- Origin: United States
- Genres: Desert rock, stoner rock
- Years active: 2002–present (on hiatus)
- Label: MeteorCity
- Members: Pete Stahl Dandy Brown Mike Riley Mario Lalli Country Mark Engel Adam Maples Pete Davidson
- Past members: Alfredo Hernández
- Website: spinningfish.com/odd

= Orquesta del Desierto =

American desert rock band

Orquesta del Desierto is an American desert rock band from Palm Desert, California. Founded upon music inspired and written by producer Dandy Brown (Hermano), members of the band include or have included vocalist Pete Stahl (Scream, Goatsnake, Wool), drummer Alfredo Hernández (Kyuss, Queens of the Stone Age, Ché), guitarist Mario Lalli (Fatso Jetson, Yawning Man) and guitarists Mike Riley and Country Mark Engel. The band released two albums to date: an eponymous debut in 2002 and a follow-up in 2003, appropriately titled "Dos".

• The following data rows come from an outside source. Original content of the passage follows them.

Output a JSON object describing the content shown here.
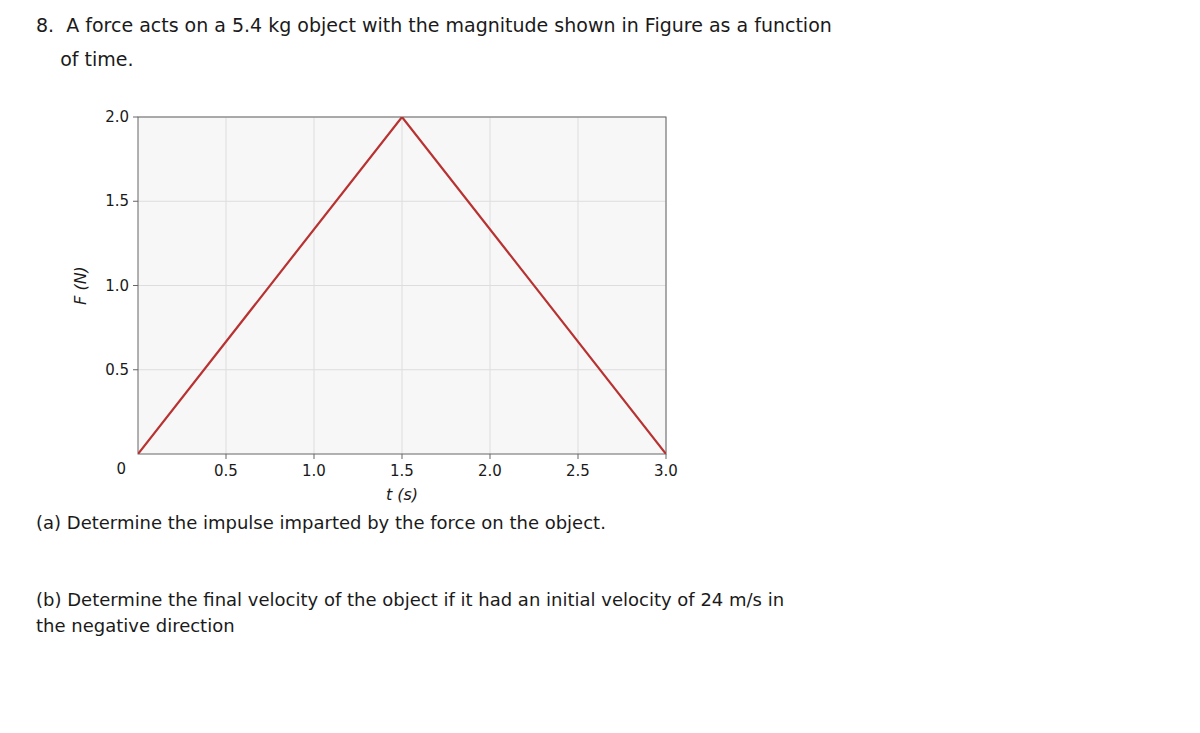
{
  "chart_data": {
    "type": "line",
    "title": "8.  A force acts on a 5.4 kg object with the magnitude shown in Figure as a function\n    of time.",
    "x": [
      0,
      1.5,
      3.0
    ],
    "values": [
      0,
      2.0,
      0
    ],
    "color": "#b83232",
    "x_label": "t (s)",
    "y_label": "F (N)",
    "xlim": [
      0,
      3.0
    ],
    "ylim": [
      0,
      2.0
    ],
    "xticks": [
      0.5,
      {
        "value": 1.0,
        "label": "1.0"
      },
      1.5,
      {
        "value": 2.0,
        "label": "2.0"
      },
      2.5,
      {
        "value": 3.0,
        "label": "3.0"
      }
    ],
    "yticks": [
      0.5,
      {
        "value": 1.0,
        "label": "1.0"
      },
      1.5,
      {
        "value": 2.0,
        "label": "2.0"
      }
    ],
    "grid": true,
    "annotations": [
      "0",
      "(a) Determine the impulse imparted by the force on the object.",
      "(b) Determine the final velocity of the object if it had an initial velocity of 24 m/s in\nthe negative direction"
    ]
  }
}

The band dissolved in 2006 as members moved on to pursue other projects.

== Discography ==
- Orquesta del Desierto, released by MeteorCity on May 20, 2002. Recorded at the GreenRoom in Palm Springs, California.
- Dos, released by Alone Records/The Stone Circle on October 27, 2003 (limited edition digipak) and by MeteorCity on February 10, 2004. Recorded at Rancho de la Luna in Joshua Tree, California.